Genetically Encoding Light-Responsive Protein-Polymers Using Translation Machinery for the Multi-Site Incorporation of Photo-Switchable Unnatural Amino Acids

Abstract

A general and versatile technology to engineer light-responsive protein-based biomaterials can enable the manipulation and interrogation of proteins, pathways, and cells, and it will assist the design of “smart” light-responsive biomaterials. This study reports the evolution of chromosomal aminoacyl-tRNA synthetases (aaRSs) for azobenzene-bearing unnatural amino acids (uAAs) with up to ≈40-fold increased protein production and improved fidelity, as compared with a previously described aaRS. The evolved translation systems enable efficient and accurate incorporation of up to 10 instances of the various light-responsive uAAs in elastin-like polypeptides (ELPs).

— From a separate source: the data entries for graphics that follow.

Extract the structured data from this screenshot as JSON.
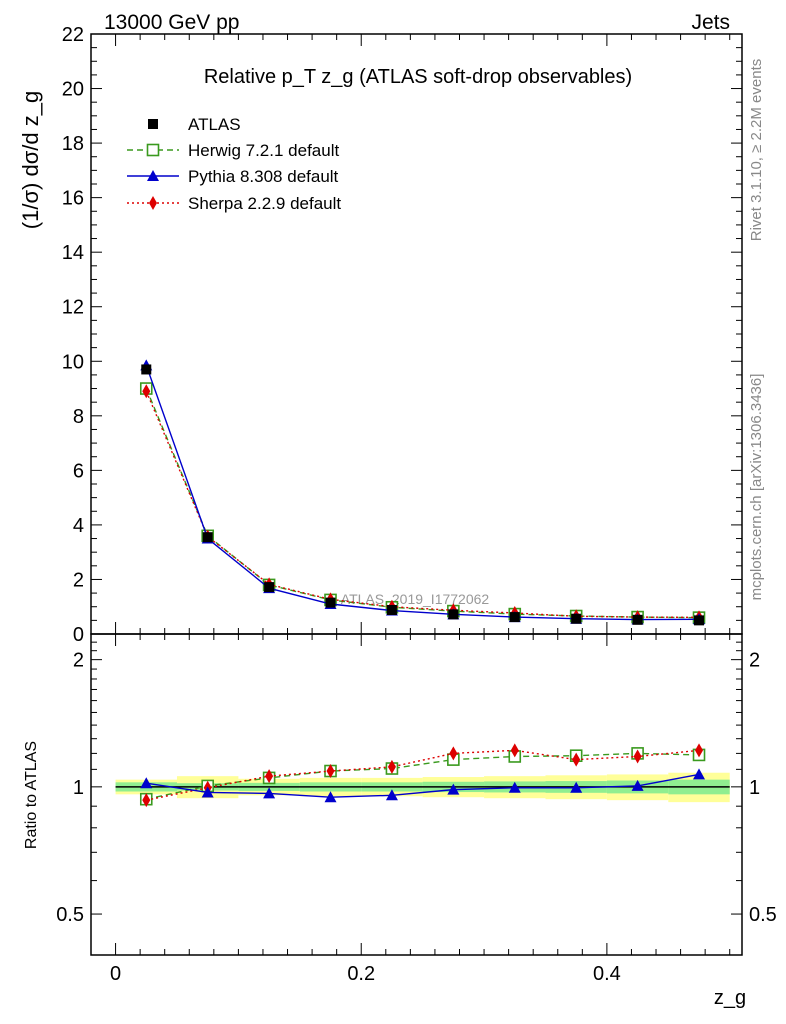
{
  "header": {
    "energy_label": "13000 GeV pp",
    "process_label": "Jets"
  },
  "side_labels": {
    "rivet": "Rivet 3.1.10, ≥ 2.2M events",
    "mcplots": "mcplots.cern.ch [arXiv:1306.3436]"
  },
  "watermark": "ATLAS_2019_I1772062",
  "colors": {
    "atlas": "#000000",
    "herwig": "#3a9a1e",
    "pythia": "#0000cc",
    "sherpa": "#dd0000",
    "band_inner": "#90ee90",
    "band_outer": "#ffff99"
  },
  "chart_data": [
    {
      "type": "line",
      "title": "Relative p_T z_g (ATLAS soft-drop observables)",
      "ylabel": "(1/σ) dσ/d z_g",
      "xlabel": "z_g",
      "xlim": [
        -0.02,
        0.51
      ],
      "ylim": [
        0,
        22
      ],
      "yticks": [
        0,
        2,
        4,
        6,
        8,
        10,
        12,
        14,
        16,
        18,
        20,
        22
      ],
      "legend_position": "top-left",
      "x": [
        0.025,
        0.075,
        0.125,
        0.175,
        0.225,
        0.275,
        0.325,
        0.375,
        0.425,
        0.475
      ],
      "series": [
        {
          "name": "ATLAS",
          "style": "marker",
          "values": [
            9.7,
            3.55,
            1.72,
            1.15,
            0.88,
            0.72,
            0.62,
            0.56,
            0.52,
            0.5
          ]
        },
        {
          "name": "Herwig 7.2.1 default",
          "style": "dashed-open-square",
          "values": [
            9.0,
            3.6,
            1.8,
            1.25,
            0.98,
            0.84,
            0.73,
            0.66,
            0.62,
            0.6
          ]
        },
        {
          "name": "Pythia 8.308 default",
          "style": "solid-triangle",
          "values": [
            9.85,
            3.5,
            1.68,
            1.1,
            0.86,
            0.72,
            0.62,
            0.56,
            0.53,
            0.54
          ]
        },
        {
          "name": "Sherpa 2.2.9 default",
          "style": "dotted-diamond",
          "values": [
            8.9,
            3.57,
            1.82,
            1.27,
            1.0,
            0.87,
            0.77,
            0.65,
            0.62,
            0.61
          ]
        }
      ]
    },
    {
      "type": "line",
      "ylabel": "Ratio to ATLAS",
      "xlabel": "z_g",
      "xlim": [
        -0.02,
        0.51
      ],
      "ylim": [
        0.4,
        2.3
      ],
      "y_scale": "log",
      "yticks": [
        0.5,
        1,
        2
      ],
      "xticks": [
        0,
        0.2,
        0.4
      ],
      "x": [
        0.025,
        0.075,
        0.125,
        0.175,
        0.225,
        0.275,
        0.325,
        0.375,
        0.425,
        0.475
      ],
      "bands": {
        "inner": [
          0.025,
          0.02,
          0.022,
          0.025,
          0.025,
          0.028,
          0.03,
          0.032,
          0.035,
          0.04
        ],
        "outer": [
          0.04,
          0.06,
          0.045,
          0.05,
          0.05,
          0.055,
          0.06,
          0.065,
          0.07,
          0.08
        ]
      },
      "series": [
        {
          "name": "Herwig 7.2.1 default",
          "values": [
            0.935,
            1.005,
            1.05,
            1.09,
            1.105,
            1.16,
            1.18,
            1.185,
            1.2,
            1.19
          ]
        },
        {
          "name": "Pythia 8.308 default",
          "values": [
            1.02,
            0.97,
            0.965,
            0.945,
            0.955,
            0.985,
            0.995,
            0.995,
            1.005,
            1.07
          ]
        },
        {
          "name": "Sherpa 2.2.9 default",
          "values": [
            0.93,
            0.995,
            1.06,
            1.09,
            1.115,
            1.2,
            1.22,
            1.16,
            1.18,
            1.22
          ]
        }
      ]
    }
  ]
}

Azobenzene-containing ELPs are capable of isothermal, reversible, light-mediated soluble-to-insoluble phase transition, with up to a 12 °C difference in the ELP transition temperature upon cis-to-trans azobenzene isomerization. Furthermore, the incorporation of azobenzene-uAAs in ELP diblock-copolymers enables the creation of light-responsive self-assembled nanostructures. Finally, light-responsive resilin-inspired polymers are also generated by multi-site azobenzene-incorporation. The translation machinery evolved in this study can be used for the multi-site incorporation of azobenzene moieties at the polypeptide level and constitute a universal methodology for the design of light-responsive proteins and additional families of protein-based biomaterials with customized and tunable light-responsive behavior.